Acı ve umutsuzluğun kol gezdiği bir zamanda Mevlana insanoğlunu akla, imana, sabır, hoşgörü ve sevgiye çağırdı. Şems-i Tebrizi ile dostluğunun yol açtığı kıskançlık ve hüzün, onu daha fazla yazmaya sevketti. Mesnevi, Divan-ı Kebir ve Fihi Mafih gibi ölümsüz eserlerini böyle bir ortamda kaleme aldı. Dehşetin ve savaşın ortasında inancın, metanetin, hakikatin ve güzelliğin sakin ve gür sesi oldu.
İçinde yaşadığımız dünyanın kötülüklerine, çirkinliklerine bakınca Mevlana'ya tekrar kulak vermenin ne kadar önemli olduğunu bir kez daha görüyoruz.
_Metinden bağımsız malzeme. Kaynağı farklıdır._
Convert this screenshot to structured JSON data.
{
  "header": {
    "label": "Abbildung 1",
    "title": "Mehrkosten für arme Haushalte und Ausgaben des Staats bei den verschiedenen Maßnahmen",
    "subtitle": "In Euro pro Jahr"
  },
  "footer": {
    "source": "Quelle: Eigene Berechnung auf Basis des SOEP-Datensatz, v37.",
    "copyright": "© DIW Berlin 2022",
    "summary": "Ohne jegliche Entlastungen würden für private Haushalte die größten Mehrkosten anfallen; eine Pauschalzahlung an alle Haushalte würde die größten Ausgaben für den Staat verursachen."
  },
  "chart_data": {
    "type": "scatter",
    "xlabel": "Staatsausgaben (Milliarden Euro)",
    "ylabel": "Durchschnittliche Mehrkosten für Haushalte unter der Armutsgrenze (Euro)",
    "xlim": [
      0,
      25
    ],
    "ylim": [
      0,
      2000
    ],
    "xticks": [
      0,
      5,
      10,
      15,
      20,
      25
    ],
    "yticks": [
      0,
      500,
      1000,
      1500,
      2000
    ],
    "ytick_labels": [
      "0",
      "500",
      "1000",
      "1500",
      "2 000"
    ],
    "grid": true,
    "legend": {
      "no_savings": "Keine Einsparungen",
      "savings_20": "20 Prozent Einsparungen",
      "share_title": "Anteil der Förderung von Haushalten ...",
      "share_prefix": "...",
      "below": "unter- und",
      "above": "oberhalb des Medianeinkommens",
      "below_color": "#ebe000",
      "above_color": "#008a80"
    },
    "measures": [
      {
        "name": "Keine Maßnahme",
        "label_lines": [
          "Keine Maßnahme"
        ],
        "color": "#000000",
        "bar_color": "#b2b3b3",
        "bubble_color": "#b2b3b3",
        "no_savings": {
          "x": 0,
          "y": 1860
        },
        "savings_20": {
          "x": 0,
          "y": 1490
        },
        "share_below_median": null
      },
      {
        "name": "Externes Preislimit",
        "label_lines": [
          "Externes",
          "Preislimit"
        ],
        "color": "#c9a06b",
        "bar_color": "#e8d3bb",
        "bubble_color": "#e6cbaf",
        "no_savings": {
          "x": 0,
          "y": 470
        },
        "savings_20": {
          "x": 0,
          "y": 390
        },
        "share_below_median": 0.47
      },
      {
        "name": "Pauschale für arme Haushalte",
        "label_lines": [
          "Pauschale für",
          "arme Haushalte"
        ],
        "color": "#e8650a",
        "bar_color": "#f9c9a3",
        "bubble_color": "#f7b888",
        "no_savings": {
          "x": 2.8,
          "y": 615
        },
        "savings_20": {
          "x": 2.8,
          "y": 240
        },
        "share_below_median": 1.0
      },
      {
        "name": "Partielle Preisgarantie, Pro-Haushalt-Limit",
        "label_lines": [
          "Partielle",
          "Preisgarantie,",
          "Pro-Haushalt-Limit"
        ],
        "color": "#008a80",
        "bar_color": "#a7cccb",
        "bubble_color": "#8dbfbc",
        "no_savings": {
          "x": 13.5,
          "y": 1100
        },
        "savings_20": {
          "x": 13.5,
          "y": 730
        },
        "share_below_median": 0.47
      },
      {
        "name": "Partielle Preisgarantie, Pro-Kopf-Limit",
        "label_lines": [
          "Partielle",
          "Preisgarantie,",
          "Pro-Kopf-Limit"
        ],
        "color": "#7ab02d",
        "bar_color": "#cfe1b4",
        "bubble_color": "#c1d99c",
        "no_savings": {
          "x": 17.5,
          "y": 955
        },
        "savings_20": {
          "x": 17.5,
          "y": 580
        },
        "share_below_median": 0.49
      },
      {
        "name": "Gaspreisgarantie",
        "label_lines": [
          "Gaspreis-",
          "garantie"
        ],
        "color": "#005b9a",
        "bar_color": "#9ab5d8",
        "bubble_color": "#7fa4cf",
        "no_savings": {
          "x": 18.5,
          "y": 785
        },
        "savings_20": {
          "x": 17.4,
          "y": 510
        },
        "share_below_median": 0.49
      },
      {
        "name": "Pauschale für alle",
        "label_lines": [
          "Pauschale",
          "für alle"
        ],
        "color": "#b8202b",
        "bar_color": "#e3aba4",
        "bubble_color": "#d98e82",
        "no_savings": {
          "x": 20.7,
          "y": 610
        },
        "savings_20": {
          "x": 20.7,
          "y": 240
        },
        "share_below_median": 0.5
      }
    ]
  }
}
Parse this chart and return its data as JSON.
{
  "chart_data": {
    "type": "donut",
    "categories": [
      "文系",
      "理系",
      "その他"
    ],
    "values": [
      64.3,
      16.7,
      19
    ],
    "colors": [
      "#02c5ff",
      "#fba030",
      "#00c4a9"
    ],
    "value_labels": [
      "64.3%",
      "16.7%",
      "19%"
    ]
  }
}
Savaşların, işgallerin, ırkçılığın, terörün, bağnazlığın ve ihanetin kol gezdiği bir dünyada Mevlana sığınılacak bir liman, güvenilecek bir dost, peşinden gidilecek bir mürşittir.
Bir an bu çılgınlıktan sıyrılıp, "Biz kimiz, evrende varoluş amacımız nedir?" diye sorduğumuzda, Mevlana'nın bu "büyük sorulara"verilecek derinlikli ve sahici cevapları olduğunu görürüz.
Bugün Mevlana Hazretleri dünyada bir "mistik"olarak tanınıyor. Kendisine ait olan veya olmayan sözler sosyal medyada paylaşılıyor. Fakat mistik kelimesinin dar anlamı ve yanlış çağrışımları dikkate alındığında tabloyu daha net bir şekilde ortaya koymamız gerekiyor.
Mevlana büyük bir derviş ve mürşitti. Aynı zamanda bir İslam alimiydi. Konya'da İslami ilimler okuttu. Çağının en büyük hikmet sahibi filozoflarından biri olarak gerçek bir sanatkar ve şairdi. Bugün fikirleri bütün dünyada insanlığın hikmet mirasının ve ruh güzelliğinin en seçkin örnekleri olarak ilgi görüyor.
O kendisini Allah'ın aciz bir kulu, Hz. Muhammed'in yolunun bir hizmetkarı ve Kur'an'ın bir "bendesi" olarak tanımlar. Bütün öğretilerini İslam inancı ile temellendirmişti. Bugün bazılarının yansıtmaya çalıştığı gibi Mevlana ne bir "yaşam gurusu" ne de iman ve amelden yoksun bir "maneviyatçı" idi.